Alcoa Corp., headquartered in Pittsburgh, has announced plans to restart three of five potlines at its Warrick Operations aluminum smelter near Evansville, Indiana, an action that will further improve the competitiveness of the on-site rolling mill, according to the company. The smelter at Warrick closed in March 2016.
The process to restart the three lines, with 161,400 metric tons of annual capacity, will begin immediately, Alcoa says, adding that it expects the restart to be completed in the second quarter of 2018. The three potlines will supply the Warrick rolling mill, which serves the North American market with flat-rolled aluminum for the food and beverage can packaging industry. The smelter’s molten metal will supplement purchased scrap metal and other raw materials that the Warrick site will continue to procure.
“By restarting a portion of the Warrick smelter, we will provide an efficient source of metal for the co-located rolling mill and help it meet an anticipated increase in production volumes,” says Tim Reyes, president of Alcoa’s Aluminum business unit. “The action will enable us to more fully utilize the assets at this integrated site for the benefit of our investors, customers, employees and the community.”
Two of the five smelting potlines will be classified as curtailed capacity and will remain idle.
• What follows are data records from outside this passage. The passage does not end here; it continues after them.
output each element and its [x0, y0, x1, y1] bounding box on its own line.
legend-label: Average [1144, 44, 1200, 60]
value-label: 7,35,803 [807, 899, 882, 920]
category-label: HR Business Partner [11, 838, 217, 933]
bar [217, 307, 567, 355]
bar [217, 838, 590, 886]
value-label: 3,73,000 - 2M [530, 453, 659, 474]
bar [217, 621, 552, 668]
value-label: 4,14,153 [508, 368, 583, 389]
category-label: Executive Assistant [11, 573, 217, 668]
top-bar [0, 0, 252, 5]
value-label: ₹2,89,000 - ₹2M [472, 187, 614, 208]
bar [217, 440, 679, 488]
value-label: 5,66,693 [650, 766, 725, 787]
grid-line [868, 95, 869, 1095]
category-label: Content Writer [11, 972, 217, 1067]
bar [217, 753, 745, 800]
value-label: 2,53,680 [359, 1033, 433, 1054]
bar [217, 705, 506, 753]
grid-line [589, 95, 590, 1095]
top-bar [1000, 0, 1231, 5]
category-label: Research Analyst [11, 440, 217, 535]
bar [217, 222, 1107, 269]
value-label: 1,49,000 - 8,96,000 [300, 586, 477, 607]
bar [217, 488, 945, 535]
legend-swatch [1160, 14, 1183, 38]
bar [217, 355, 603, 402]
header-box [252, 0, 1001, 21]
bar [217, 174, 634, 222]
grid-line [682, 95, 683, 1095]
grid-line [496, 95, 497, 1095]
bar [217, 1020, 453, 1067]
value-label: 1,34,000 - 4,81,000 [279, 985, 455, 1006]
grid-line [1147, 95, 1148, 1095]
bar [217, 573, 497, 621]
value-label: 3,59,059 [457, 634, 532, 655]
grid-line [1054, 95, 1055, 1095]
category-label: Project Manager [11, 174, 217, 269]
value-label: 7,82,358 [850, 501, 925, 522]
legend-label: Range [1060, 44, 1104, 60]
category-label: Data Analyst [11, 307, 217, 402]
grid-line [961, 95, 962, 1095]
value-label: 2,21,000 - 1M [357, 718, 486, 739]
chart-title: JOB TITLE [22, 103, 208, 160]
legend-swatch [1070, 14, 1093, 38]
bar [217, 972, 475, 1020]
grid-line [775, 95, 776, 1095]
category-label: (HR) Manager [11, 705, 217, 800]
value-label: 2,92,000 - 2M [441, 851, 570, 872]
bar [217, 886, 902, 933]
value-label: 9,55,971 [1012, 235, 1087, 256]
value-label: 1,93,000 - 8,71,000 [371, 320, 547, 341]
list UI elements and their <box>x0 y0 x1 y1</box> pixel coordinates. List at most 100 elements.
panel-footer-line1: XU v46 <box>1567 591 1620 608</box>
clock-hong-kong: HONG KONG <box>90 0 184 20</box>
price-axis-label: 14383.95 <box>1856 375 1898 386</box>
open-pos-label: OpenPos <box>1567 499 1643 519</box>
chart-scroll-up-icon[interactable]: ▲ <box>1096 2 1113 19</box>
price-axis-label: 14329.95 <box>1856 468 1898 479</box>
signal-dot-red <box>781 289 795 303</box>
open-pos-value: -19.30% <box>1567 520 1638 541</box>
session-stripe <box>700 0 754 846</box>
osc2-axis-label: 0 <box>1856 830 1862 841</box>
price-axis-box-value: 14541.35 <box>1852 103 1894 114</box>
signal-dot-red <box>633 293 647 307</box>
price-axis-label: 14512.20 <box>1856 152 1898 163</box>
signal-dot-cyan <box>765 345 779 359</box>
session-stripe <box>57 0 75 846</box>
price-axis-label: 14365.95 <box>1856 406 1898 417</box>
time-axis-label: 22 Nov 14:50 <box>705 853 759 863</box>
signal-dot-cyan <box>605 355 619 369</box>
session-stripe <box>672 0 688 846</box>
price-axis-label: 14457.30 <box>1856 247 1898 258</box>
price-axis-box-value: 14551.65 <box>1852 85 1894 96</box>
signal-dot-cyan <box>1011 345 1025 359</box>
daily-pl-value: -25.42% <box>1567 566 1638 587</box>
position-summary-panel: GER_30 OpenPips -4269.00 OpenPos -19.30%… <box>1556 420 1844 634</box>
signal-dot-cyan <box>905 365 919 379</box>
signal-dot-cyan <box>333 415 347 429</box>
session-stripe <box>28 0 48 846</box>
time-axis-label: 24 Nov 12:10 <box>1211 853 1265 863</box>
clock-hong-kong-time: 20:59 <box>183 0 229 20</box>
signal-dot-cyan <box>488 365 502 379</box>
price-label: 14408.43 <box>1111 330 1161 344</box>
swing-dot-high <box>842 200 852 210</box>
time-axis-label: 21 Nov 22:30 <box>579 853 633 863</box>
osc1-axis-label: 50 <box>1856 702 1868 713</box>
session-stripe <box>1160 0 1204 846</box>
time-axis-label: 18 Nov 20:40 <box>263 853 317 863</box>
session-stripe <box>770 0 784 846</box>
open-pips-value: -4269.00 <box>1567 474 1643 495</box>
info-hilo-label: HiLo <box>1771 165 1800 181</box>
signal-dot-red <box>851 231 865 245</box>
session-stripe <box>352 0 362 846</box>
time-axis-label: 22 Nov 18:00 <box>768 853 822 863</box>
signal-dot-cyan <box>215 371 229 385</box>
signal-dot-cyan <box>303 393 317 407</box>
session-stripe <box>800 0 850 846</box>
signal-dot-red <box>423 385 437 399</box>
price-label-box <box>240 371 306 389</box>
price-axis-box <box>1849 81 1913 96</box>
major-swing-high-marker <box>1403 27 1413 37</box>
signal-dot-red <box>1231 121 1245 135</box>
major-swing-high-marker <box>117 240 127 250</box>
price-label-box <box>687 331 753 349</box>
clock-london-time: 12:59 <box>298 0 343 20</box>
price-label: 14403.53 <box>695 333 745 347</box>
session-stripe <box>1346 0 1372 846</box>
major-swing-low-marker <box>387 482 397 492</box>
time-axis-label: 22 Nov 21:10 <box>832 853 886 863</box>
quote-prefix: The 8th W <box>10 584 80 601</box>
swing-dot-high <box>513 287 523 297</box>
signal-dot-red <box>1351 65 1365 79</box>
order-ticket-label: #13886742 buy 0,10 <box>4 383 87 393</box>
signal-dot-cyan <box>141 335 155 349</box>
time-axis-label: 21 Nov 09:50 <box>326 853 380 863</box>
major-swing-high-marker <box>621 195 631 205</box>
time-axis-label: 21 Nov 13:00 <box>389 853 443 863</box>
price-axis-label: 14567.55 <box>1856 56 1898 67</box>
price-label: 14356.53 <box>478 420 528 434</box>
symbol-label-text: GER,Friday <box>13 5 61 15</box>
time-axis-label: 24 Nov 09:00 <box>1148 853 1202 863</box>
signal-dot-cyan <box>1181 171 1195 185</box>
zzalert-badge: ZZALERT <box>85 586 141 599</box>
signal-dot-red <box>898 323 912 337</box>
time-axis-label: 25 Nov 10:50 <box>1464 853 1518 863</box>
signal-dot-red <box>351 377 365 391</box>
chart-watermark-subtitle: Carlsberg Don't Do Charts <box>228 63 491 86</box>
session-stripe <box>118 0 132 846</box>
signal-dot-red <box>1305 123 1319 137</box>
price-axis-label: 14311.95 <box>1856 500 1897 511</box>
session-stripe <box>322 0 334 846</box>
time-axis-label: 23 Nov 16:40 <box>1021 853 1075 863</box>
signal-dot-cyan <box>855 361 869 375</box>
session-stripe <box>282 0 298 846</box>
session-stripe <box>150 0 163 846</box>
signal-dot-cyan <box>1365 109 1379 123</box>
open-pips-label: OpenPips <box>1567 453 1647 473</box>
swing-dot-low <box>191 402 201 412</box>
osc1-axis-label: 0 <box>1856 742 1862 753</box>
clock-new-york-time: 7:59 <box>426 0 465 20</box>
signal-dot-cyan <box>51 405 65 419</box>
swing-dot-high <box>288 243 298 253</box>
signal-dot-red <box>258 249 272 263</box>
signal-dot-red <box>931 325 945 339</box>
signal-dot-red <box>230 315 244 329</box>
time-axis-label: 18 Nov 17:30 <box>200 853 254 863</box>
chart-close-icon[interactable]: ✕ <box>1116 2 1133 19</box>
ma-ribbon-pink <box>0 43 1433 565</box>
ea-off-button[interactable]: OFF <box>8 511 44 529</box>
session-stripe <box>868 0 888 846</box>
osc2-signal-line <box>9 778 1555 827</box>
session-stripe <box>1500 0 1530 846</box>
After this partial restart, Alcoa will have approximately 886,000 metric tons idled of its total smelting capacity of 3.4 million metric tons.
Restart expenses expected to be incurred in the third and fourth quarters of 2017 are estimated to be between $30 million and $35 million (after-tax), or 16 cents and 19 cents per share, on a combined basis, Alcoa says.
Additionally, in third quarter 2017, Alcoa says it will record an after-tax benefit of approximately $25 million, or 13 cents per share, for the reversal of liabilities related to the original closure.
The Warrick location currently employs about 1,250 people. The restart will increase the site’s employment by approximately 275 people, including those who will be hired or recalled from layoff status. Some existing employees will transfer to the smelter.
Alcoa says federal, state and local governments have shown their support for the restart plan. Alcoa adds that it appreciates the actions the Trump administration has taken to address the challenges faced by the U.S. aluminum industry, including Chinese overcapacity. As the Warrick Operations restarts aluminum production, Alcoa says it is confident the administration will continue to be attentive to the industry’s needs.
The state of Indiana, through the Indiana Economic Development Corp. (IEDC), and Warrick County offered preliminary assistance to support the restart plan. The IEDC offered Alcoa up to $2.4 million in conditional tax credits and up to $100,000 in training grants based on plans to add new full-time jobs for Indiana residents.
"With its decision to restart operations in Indiana, Alcoa is showcasing the value that this facility and Indiana's manufacturing expertise provide to its global operations," says Indiana Gov. Eric J. Holcomb. "In Indiana, we're witnessing incredible momentum as manufacturers continue to choose Indiana for growth, and we're pleased that Alcoa once again chose Indiana."
Alcoa Warrick Operations comprises the smelter and the rolling operations, which includes state-of-the-art casting, hot and cold rolling, slitting and coating capabilities. The operations also include the power supply for the smelter and rolling operations, consisting of a coal mine that fuels four generating units with a combined net capacity of about 750 megawatts. Three of those units are wholly owned by Alcoa Power Generating Inc. A fourth unit, Warrick Unit 4, with 300 megawatts of net capacity, is owned in a 50-50 partnership with Vectren, a utility headquartered in Evansville.
As part of the smelter restart plan, Alcoa Power Generating Inc. and Vectren have agreed to jointly own and operate Unit 4 through Dec. 31, 2023. Vectren’s support in the restart decision provides important clarity for the power portfolio at Warrick.
Carl Chapman, Vectren chairman,
Ed Hemmersbach, vice president of operations for Alcoa Aluminum, says, “We appreciate the assistance and collaboration with numerous stakeholders in this process, including our employees, United Steelworkers Local 104, Vectren and the local and state officials who have all provided support in our work to strengthen the integrated operation here in southwestern Indiana.”